My 2015 Internal Communications Predictions – Part 1.
There’s something special about the end of one year and the start of a new one.
It may be that for many of us, we get time off work and an opportunity to spend time with loved ones that we don’t get at any other time.
Whatever the reason, I find it a great time to reflect on successes – and failures – over the previous 12 months, and think about what the future may hold.
So, here is the first of two articles about what 2015 might hold for those of us involved in internal communications (IC) and employee engagement.
As ever, I'd welcome your own ideas and thoughts about 2015 - and what you see happening in organisations. You don't need to work in internal comms or employee engagement - in fact, I'd really value your thoughts if you work in a different part of the business and are a customer of IC. What do you need more or less of to help you succeed?
Share less, but with greater impact
I thought I'd kick off with something I call the 'scatter-gun approach' to internal communications. And why it has no place in #internalcomms in 2015.
Thanks to the internet, we are bombarded with information on a daily basis – and thanks to increasing competition, we have even less time to do something with that information.
According to an article from one of my favourite publications, the Harvard Business Review, more internet data is created every second compared to the entire internet’s storage 20 years ago.
That has a very significant impact on how we work - that is discussed is more detail here
– but what does it mean for IC?
Fundamentally, it means today, more than ever, we need to be very clear about what we are trying to achieve strategically, and then consider what that means tactically.
Blanket emails and vanity announcements need to stop – and more internal communications practitioners will be prepared to stand up and be counted for what they believe in.
Instead, we will be investing more time in creating content that drive conversations in our organisations – which brings me nicely to my second thought!
The way organisations were structured in the 20th century can trace its roots back to the industrial revolution, when people worked in small ventures, more often than not located in the same place. Back then, a bureaucratic structure existed because job roles and tasks were repetitive and clearly defined. Communication was top-down and one-way.
Today though, our organisations need to compete on a global scale, and are an altogether different beast. They are leaner, flatter, more flexible and striving be be agile – and we can support that structure by implementing tools and channels that create connections and a broader sense of community.
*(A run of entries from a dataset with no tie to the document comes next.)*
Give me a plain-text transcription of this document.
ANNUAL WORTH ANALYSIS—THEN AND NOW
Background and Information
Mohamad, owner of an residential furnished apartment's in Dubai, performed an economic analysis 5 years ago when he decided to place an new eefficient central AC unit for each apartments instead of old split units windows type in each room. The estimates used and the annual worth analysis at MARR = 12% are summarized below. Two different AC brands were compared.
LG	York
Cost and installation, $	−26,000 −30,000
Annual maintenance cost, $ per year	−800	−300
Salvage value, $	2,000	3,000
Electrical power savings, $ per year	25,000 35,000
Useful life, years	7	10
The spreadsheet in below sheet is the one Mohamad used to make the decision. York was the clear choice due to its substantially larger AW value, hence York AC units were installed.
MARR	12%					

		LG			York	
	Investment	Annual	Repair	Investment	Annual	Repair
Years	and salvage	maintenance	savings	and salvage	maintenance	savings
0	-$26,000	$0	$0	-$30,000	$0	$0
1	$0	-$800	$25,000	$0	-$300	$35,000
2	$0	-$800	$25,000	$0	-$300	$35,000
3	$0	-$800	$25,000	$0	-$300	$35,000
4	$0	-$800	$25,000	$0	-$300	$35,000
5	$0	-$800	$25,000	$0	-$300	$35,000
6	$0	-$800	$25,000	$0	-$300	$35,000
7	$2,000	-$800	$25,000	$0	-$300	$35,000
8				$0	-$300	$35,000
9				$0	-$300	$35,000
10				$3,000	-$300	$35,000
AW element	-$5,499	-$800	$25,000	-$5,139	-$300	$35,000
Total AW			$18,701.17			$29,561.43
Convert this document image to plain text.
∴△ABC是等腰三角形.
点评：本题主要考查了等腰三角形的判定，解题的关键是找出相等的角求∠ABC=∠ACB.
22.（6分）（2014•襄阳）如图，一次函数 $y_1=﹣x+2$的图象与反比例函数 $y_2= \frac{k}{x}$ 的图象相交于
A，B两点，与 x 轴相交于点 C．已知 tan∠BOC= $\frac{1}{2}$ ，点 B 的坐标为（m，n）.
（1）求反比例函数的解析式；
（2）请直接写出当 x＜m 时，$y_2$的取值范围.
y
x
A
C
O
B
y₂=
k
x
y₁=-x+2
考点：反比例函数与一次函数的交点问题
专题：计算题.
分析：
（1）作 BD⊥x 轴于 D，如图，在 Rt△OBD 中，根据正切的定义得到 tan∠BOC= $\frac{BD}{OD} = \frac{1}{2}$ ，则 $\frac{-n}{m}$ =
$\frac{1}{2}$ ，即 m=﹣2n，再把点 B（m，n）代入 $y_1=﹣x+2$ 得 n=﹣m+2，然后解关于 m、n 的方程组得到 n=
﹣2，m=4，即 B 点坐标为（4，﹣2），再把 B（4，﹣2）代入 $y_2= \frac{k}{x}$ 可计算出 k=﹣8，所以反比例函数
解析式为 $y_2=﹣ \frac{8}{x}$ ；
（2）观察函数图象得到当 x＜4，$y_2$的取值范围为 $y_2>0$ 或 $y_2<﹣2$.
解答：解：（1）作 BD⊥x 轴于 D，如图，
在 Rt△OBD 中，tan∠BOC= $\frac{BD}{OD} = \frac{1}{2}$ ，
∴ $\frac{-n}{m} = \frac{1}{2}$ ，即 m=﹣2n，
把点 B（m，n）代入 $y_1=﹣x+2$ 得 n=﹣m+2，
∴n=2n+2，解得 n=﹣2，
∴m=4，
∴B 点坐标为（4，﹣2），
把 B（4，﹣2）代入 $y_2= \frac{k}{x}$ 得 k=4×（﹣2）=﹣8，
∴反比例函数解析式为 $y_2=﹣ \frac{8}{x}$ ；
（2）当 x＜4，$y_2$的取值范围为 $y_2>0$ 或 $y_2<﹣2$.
Today, employees work at locations all over the country (and globally) and so we will need to re-evaluate our channel mix to understand if they are really fit for purpose in the 21st Century.
But you may be forgiven for thinking this is just about enterprise social networks, although this inevitably is part of the strategy for most organisations.
Perhaps more importantly though, is the need to tell stories about what the organization is ‘up to’, in a way that encourages people to get involved and ultimately care. Unlike Field of Dreams, if you build it, people don't necessarily come!
Enterprise Smartphone Apps – but not BYOD
On average, smartphone owners use 30 apps a month
– and that's a trend set to increase. At work however, most of us still rely on bulky desk-based intranet platforms to share content, which is out of kilter with how people access information out of work.
And so, 2015 will be the year of the enterprise smartphone application. I predict that as adoption of corporate apps increases, costs will decrease and it will be the norm for companies to have multiple apps for employees to access anything from news to benefits and everything in between. Ideally, these will connect seamlessly to productivity tools that run in the cloud, like Office 365 and Google Apps.
But although there will be inevitably be more formal Bring Your Own Device IT strategies implemented, I think a less formalised approach will develop, with employees using their preferred (and own) device with a more relaxed approach by IT teams, due in part to improvements in security in smartphone apps.
Most companies today simply cannot afford to kit out all their employees with the latest iPhone or Android device – and so instead employees are asking to use their own phone or tablet, rather than a slower, less intuitive OS running on inferior hardware.